PÉPÉ 11/08/2011 20:55



Dans cette chanson de RENÉ MORENO avec LES AS, j´écoute la jolie voix de JOSÉ DILU DILUMONA, qui faisait partie de cet ensemble, avant la creation de l´EMPIRE  BAKUBA .


PÉPÉ                  



ngimbi kalumvueziko 03/08/2011 18:17



Cette photo me ramène à l’année 1969, année de la tenue de la première édition de la Foire Internationale de Kinshasa, FIKIN. C’est l’époque où tous
les espoirs d’un grand pays prospère étaient permis. La FIKIN était l’expression de grandes ambitions du Congo. Ses installations n’avaient rien à envier à celles de grandes  expositions  organisées dans  les pays développés. L’espace était un
véritable bijou au point que Mobutu, tout fier, y avait convié le roi des Belges Baudouin Ier pour la signature du traité d’amitié belgo-congolais ! En effet, cet espace se distinguait par
la propreté, des routes bien tracées permettant la communication entre les pavillons, des parterres de fleurs et des pelouses bien entretenues, des services administratifs, d’accueil et de
sécurité bien organisés,… Les  visiteurs pouvaient découvrir tout ce qui était produit au Congo et dans le monde. Dans l’imposant pavillon de la
GECOMINES (GECAMINES) par exemple, les engins qui  y étaient exposés, de véritables mastodontes,  permettaient de palper la réalité du travail d’extraction des minerais.

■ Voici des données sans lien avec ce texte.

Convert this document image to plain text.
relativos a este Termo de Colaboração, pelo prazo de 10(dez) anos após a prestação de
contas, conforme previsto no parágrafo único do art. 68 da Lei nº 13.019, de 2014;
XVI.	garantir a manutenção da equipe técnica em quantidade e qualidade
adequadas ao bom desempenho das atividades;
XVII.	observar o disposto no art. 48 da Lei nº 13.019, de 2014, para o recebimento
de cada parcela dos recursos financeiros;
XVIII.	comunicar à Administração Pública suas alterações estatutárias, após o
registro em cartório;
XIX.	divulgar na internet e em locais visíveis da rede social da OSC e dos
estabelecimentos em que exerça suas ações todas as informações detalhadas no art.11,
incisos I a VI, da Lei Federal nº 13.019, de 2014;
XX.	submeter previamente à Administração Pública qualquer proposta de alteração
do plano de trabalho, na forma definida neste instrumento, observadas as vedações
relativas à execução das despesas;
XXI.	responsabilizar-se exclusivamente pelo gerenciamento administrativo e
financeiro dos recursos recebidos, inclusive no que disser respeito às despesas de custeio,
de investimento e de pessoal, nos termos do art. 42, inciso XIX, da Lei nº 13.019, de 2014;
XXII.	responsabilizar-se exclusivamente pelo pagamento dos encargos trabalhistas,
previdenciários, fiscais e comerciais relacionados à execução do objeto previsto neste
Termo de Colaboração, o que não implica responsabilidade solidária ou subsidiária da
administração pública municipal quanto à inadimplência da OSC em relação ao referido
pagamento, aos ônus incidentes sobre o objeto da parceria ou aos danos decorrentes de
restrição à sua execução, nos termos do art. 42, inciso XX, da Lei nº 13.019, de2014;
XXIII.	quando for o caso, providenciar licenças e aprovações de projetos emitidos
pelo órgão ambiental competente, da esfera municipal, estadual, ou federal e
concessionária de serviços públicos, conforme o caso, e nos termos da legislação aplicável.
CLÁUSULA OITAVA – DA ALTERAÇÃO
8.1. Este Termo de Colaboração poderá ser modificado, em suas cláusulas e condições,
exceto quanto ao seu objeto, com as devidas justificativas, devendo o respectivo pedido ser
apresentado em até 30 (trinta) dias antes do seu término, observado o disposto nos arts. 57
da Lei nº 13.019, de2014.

Les  visiteurs venaient en famille et comme
dans un rituel bien réglé commençaient par la visite des pavillons d’exposition avant d’aller au Parc d’attractions où les enfants, disciplinés, correctement habillés et toujours accompagnés de
leurs parents, pouvaient s’adonner à toutes sortes de jeux (montagnes russes appelées Mobembo, manèges,..) dans un cadre inondé de lumières multicolores. Quel  contraste avec l’espace de la FIKIN d’aujourd’hui, devenu un vaste terrain poussiéreux  consacré à des  manifestations publicitaires appelées kermesses, lieux favorables à la promotion des antivaleurs (consommation abusive d’alcool par les enfants, danses obscènes
animées par une musique qui a perdu ses repères,..). Revivrons-nous un jour cette époque de la splendeur de la FIKIN ?    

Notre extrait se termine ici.